May 08 00:49:10 stephen kernel: BIOS-provided physical RAM map:
May 08 00:49:10 stephen kernel: BIOS-e820: [mem 0x0000000000000000-0x000000000009ffff] usable
May 08 00:49:10 stephen kernel: BIOS-e820: [mem 0x00000000000a0000-0x00000000000fffff] reserved
May 08 00:49:10 stephen kernel: BIOS-e820: [mem 0x0000000000100000-0x0000000009d1efff] usable

This file has been truncated. show original

CHIA: 1.1.4, using plotman 0.2
OS : Ubuntu Server 21.04, Kernel 5.11.0-16-generic, up to date
CPU : AMD Ryzen 9 5950X
RAM : 2x 32GB Mushkin Redline Ridgeback G2 DDR4-3600
MBD : Asus Prime B550-Plus, UEFI up to date
SSD : 2x 1.6TB Intel P4610 in RAID0
PSU : Corsair HX750

codinghorror · May 9, 2021, 12:48am

OK so your system now passes one complete memtest run? For sure? It must pass memtest.

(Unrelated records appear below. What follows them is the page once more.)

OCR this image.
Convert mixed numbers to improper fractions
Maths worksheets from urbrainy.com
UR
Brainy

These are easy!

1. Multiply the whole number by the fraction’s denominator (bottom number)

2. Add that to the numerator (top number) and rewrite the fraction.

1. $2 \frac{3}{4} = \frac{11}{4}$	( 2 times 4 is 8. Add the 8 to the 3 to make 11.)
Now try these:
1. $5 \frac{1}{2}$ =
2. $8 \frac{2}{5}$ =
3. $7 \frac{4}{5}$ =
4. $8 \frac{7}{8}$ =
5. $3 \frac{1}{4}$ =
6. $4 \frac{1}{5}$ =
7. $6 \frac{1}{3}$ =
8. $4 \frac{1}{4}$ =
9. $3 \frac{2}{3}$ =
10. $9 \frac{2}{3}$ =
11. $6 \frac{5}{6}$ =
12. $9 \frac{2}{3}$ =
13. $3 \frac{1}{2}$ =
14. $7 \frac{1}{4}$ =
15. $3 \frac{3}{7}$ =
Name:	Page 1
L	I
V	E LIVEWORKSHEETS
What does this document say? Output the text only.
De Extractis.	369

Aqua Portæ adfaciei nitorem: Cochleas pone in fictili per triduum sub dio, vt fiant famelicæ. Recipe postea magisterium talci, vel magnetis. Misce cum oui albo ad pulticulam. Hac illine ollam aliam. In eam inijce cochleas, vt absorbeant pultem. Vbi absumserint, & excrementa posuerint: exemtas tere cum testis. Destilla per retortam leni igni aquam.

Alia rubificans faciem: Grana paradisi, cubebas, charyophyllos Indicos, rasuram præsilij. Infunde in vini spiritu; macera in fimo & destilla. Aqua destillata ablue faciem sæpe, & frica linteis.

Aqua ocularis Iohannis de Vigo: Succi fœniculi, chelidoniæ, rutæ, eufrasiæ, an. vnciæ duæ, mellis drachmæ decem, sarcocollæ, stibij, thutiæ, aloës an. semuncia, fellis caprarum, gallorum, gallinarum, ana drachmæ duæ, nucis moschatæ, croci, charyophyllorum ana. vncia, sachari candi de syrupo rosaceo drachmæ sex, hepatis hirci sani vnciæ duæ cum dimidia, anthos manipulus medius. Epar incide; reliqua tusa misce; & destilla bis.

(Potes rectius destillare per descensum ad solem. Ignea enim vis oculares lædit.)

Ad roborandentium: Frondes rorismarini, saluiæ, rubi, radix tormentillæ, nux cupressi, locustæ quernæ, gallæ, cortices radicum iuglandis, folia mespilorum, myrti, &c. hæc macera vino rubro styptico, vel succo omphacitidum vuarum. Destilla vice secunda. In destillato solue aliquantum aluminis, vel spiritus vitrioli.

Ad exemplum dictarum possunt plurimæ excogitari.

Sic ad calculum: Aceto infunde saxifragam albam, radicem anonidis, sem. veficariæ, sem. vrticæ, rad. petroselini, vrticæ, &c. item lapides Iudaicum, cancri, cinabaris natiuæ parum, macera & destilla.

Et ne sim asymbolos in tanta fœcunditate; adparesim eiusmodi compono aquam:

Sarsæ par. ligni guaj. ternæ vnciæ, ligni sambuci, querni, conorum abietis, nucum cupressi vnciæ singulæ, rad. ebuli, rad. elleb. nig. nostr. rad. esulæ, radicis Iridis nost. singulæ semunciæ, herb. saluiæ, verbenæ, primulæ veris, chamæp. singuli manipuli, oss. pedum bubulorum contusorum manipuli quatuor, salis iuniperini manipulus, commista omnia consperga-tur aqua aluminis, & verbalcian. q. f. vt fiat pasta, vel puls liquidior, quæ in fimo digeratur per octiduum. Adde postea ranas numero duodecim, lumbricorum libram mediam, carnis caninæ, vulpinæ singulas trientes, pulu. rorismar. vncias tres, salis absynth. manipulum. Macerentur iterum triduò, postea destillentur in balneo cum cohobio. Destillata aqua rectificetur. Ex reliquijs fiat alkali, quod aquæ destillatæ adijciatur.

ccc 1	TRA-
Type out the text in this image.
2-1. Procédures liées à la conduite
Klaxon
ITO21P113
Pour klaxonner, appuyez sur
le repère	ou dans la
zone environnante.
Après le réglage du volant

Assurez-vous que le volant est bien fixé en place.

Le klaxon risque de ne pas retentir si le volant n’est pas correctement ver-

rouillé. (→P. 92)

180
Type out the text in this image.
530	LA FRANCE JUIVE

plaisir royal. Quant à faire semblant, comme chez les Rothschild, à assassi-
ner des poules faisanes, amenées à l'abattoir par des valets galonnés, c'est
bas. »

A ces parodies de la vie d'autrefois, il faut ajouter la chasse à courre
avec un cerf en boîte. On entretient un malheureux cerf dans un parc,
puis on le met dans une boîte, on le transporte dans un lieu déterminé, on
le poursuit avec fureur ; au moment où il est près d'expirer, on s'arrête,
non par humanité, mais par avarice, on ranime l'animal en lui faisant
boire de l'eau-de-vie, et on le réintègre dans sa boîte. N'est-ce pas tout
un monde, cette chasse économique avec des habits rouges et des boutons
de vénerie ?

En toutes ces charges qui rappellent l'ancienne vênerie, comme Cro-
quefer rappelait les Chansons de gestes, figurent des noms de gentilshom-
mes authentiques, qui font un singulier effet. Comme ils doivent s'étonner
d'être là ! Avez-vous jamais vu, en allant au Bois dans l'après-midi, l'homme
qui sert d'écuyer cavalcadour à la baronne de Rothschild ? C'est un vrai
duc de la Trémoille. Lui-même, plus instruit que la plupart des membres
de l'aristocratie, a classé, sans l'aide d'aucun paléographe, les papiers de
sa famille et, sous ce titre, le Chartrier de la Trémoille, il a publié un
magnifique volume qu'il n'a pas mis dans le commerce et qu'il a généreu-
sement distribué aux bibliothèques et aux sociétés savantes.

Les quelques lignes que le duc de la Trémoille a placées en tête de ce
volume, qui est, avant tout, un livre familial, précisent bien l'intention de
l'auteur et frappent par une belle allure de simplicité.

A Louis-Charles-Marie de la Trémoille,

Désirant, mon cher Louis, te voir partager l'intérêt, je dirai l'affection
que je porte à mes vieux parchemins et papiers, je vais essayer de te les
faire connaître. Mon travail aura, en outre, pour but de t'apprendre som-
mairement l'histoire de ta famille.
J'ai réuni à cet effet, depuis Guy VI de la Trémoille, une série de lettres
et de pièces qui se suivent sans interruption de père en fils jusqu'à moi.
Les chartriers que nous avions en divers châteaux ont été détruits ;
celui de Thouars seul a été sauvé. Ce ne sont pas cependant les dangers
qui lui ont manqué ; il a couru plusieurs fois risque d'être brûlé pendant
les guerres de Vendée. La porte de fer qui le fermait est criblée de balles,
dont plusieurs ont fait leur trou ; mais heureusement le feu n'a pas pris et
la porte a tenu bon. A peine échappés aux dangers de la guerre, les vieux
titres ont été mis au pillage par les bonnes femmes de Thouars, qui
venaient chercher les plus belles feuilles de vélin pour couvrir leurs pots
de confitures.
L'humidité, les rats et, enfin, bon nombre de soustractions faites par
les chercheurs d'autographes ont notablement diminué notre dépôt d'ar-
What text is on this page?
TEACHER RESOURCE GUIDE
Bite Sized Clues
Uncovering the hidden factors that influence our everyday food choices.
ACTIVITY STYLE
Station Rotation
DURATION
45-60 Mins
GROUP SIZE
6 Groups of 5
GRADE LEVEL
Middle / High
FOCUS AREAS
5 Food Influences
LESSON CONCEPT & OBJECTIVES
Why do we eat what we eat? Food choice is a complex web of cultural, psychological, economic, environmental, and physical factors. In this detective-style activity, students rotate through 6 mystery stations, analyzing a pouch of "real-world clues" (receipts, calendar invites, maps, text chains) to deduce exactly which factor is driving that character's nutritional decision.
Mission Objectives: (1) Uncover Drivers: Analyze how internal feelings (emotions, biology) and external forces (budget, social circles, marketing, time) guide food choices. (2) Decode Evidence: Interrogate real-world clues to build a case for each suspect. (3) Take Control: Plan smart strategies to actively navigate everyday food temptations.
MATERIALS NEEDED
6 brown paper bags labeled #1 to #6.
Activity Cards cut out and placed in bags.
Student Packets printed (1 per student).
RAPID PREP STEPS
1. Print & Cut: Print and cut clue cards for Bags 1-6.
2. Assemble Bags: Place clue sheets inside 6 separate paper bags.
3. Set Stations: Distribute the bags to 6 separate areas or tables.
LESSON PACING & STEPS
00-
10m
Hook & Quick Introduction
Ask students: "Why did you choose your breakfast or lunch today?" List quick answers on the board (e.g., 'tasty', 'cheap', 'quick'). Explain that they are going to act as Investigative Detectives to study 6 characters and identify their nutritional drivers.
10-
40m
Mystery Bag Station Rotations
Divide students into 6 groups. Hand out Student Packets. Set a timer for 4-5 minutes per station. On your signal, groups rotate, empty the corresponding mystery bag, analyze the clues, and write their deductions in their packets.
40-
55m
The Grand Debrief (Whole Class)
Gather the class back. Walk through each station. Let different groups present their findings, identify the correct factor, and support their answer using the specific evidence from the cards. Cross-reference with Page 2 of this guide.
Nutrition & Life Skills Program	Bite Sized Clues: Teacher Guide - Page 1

If so, the next step is… does your system pass mprime run overnight?

zictes · May 9, 2021, 12:29pm

Haven’t memtested the new memory yet, but its from a different system of mine that has also been plotting 24/7 for a more than a week without any crashes. If the new memory now fails memtest I think it’s safe to assume that something in my system broke it. Maybe that’s also what happened to the previous memory.

I’m testing my known to be stable 5900X instead of the 5950X right now so I can keep plotting while still eliminating a possible cause. If the system still crashes with the 5900X I’ll do another memtest and mprime run and report back.

anonymousjohndoe999 · May 24, 2021, 4:14am

I’m also experiencing this.
My spec:
DELL R730, 128gb ecc mem, 2 Intel P4610 3.2TB, raid 0 into one 6.4Tb /dev/md0.

At first , I have only one Intel P4610 3.2TB nvme ssd, and plotting on that works well for a long time. Then I bought another Intel P4610 3.2TB, so I raid 0 them in to /dev/md0.
My ubuntu desktop 20.04 would simply freeze after plotting on /dev/md0 for serveral hours, sometimes 2hrs, sometimes 8hrs, etc. I know this because I can no longer ssh into this ubuntu and even using DELL idrac can not capture the ubuntu’s screen, the screen is just blank and can not respond to my keyboard command.

After a reboot, I can see that logs in /var/log/syslog just stopped at a specific timepoint, it’s like the system just freezed.

anonymousjohndoe999 · May 24, 2021, 4:24am

By the way, I have another server DELL R630, which is using 6 Intel s4610 SATA ssd in raid0 mode and it worked well for serveral days. So I suspect that Intel P4610 nvme ssd does not work well with mdadm raid0?